Pour rappel, il est précisé à l’article 6 du Code civil qu’ « on ne peut déroger, par des conventions particulières, aux lois qui intéressent l’ordre public et les bonnes mœurs ». Or, la Cour administrative d’appel de Nancy devait se prononcer sur la question de savoir si les dispositions d’admission à la retraite pour invalidité sont au nombre des dispositions protectrices d’ordre public instituées en faveur des agents sur lesquelles ces derniers ne peuvent renoncer (CAA Nancy, 23 mai 2017, Centre hospitalier de Sedan, req. n° 15NC01590).
En l’espèce, M… X, maître-ouvrier exerçant ses fonctions dans les services du Centre hospitalier de Sedan, a été admis, par décision en date du 30 mai 2013, à faire valoir ses droits à la retraite pour invalidité non imputable au service. Or, l’intéressé avait contesté ladite décision devant le Tribunal administratif de Châlons-en-Champagne.

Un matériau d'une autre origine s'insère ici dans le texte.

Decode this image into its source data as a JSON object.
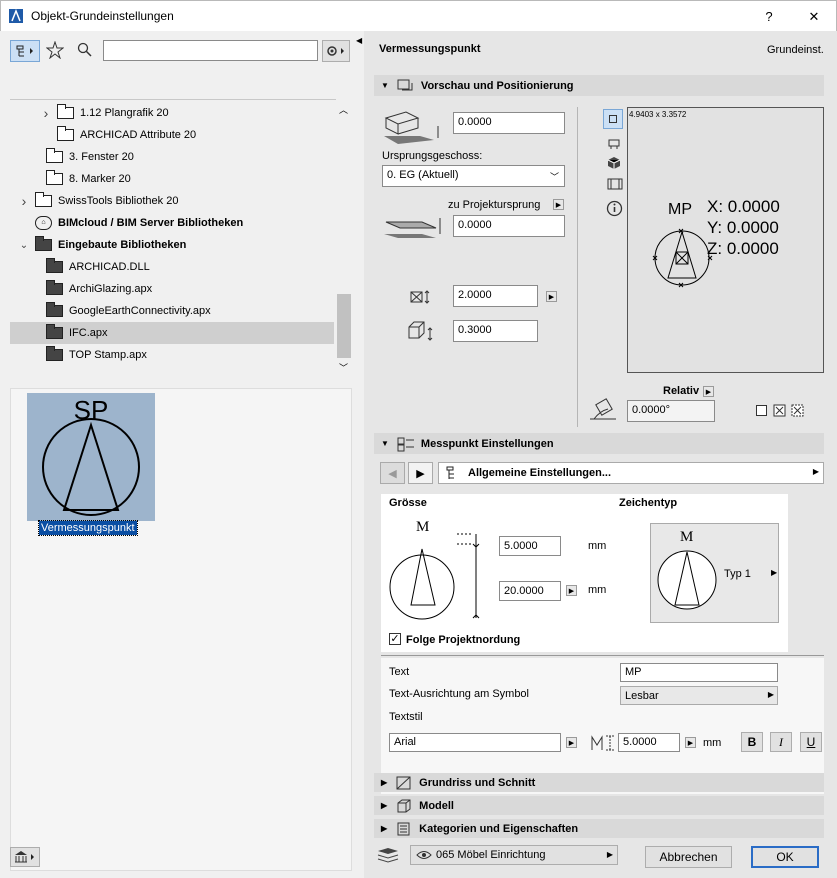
{
  "window": {
    "title": "Objekt-Grundeinstellungen",
    "help": "?",
    "close": "✕"
  },
  "left": {
    "search_placeholder": "",
    "tree": [
      {
        "label": "1.12 Plangrafik 20",
        "indent": 2,
        "chevron": ">",
        "dark": false
      },
      {
        "label": "ARCHICAD Attribute 20",
        "indent": 2,
        "chevron": "",
        "dark": false
      },
      {
        "label": "3. Fenster 20",
        "indent": 1,
        "chevron": "",
        "dark": false
      },
      {
        "label": "8. Marker 20",
        "indent": 1,
        "chevron": "",
        "dark": false
      },
      {
        "label": "SwissTools Bibliothek 20",
        "indent": 0,
        "chevron": ">",
        "dark": false
      },
      {
        "label": "BIMcloud / BIM Server Bibliotheken",
        "indent": 0,
        "chevron": "",
        "bold": true,
        "icon": "bim"
      },
      {
        "label": "Eingebaute Bibliotheken",
        "indent": 0,
        "chevron": "v",
        "bold": true,
        "dark": true
      },
      {
        "label": "ARCHICAD.DLL",
        "indent": 1,
        "dark": true
      },
      {
        "label": "ArchiGlazing.apx",
        "indent": 1,
        "dark": true
      },
      {
        "label": "GoogleEarthConnectivity.apx",
        "indent": 1,
        "dark": true
      },
      {
        "label": "IFC.apx",
        "indent": 1,
        "dark": true,
        "selected": true
      },
      {
        "label": "TOP Stamp.apx",
        "indent": 1,
        "dark": true
      }
    ],
    "preview_symbol": "SP",
    "preview_name": "Vermessungspunkt"
  },
  "right": {
    "object_name": "Vermessungspunkt",
    "mode_label": "Grundeinst.",
    "section_preview": "Vorschau und Positionierung",
    "elev_value": "0.0000",
    "origin_story_label": "Ursprungsgeschoss:",
    "origin_story_value": "0. EG (Aktuell)",
    "project_origin_label": "zu Projektursprung",
    "project_origin_value": "0.0000",
    "width_value": "2.0000",
    "height_value": "0.3000",
    "preview_dims": "4.9403 x 3.3572",
    "preview_mp": "MP",
    "preview_x": "X: 0.0000",
    "preview_y": "Y: 0.0000",
    "preview_z": "Z: 0.0000",
    "relativ_label": "Relativ",
    "angle_value": "0.0000°",
    "section_messpunkt": "Messpunkt Einstellungen",
    "page_selector": "Allgemeine Einstellungen...",
    "groesse_label": "Grösse",
    "zeichentyp_label": "Zeichentyp",
    "sym_letter": "M",
    "size1": "5.0000",
    "size2": "20.0000",
    "unit_mm": "mm",
    "typ_label": "Typ 1",
    "folge_label": "Folge Projektnordung",
    "text_label": "Text",
    "text_value": "MP",
    "ausrichtung_label": "Text-Ausrichtung am Symbol",
    "ausrichtung_value": "Lesbar",
    "textstil_label": "Textstil",
    "font_value": "Arial",
    "fontsize_value": "5.0000",
    "bold_btn": "B",
    "italic_btn": "I",
    "underline_btn": "U",
    "section_grundriss": "Grundriss und Schnitt",
    "section_modell": "Modell",
    "section_kategorien": "Kategorien und Eigenschaften",
    "layer_value": "065 Möbel Einrichtung",
    "cancel": "Abbrechen",
    "ok": "OK"
  }
}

Par la suite, le 6 novembre 2014, l’intéressé et son employeur public avait conclu un protocole d’accord transactionnel en vertu duquel l’établissement s’est engagé à verser une indemnité de 35 000 €, en contrepartie de la renonciation de M… X à toute réclamation pécuniaire à l’égard de l’administration. L’article 3 dudit protocole prévoyant que, « les parties se déclarent entièrement remplies de leur droit et s'engagent à se désister, en tant que de besoin et à renoncer expressément à toutes instances et actions passées, présentes ou à venir et qui trouveraient leur fondement dans la formation, l'exécution ou la rupture des relations de travail ayant existé entre elles ». Ainsi, le Centre hospitalier de Sedan soutenait que la transaction intervenue entre les parties a eu pour effet de priver d’objet la demande de M… X, et invoque dès lors un non-lieu à statuer, dès lors que le Tribunal administratif n’avait pas encore statué.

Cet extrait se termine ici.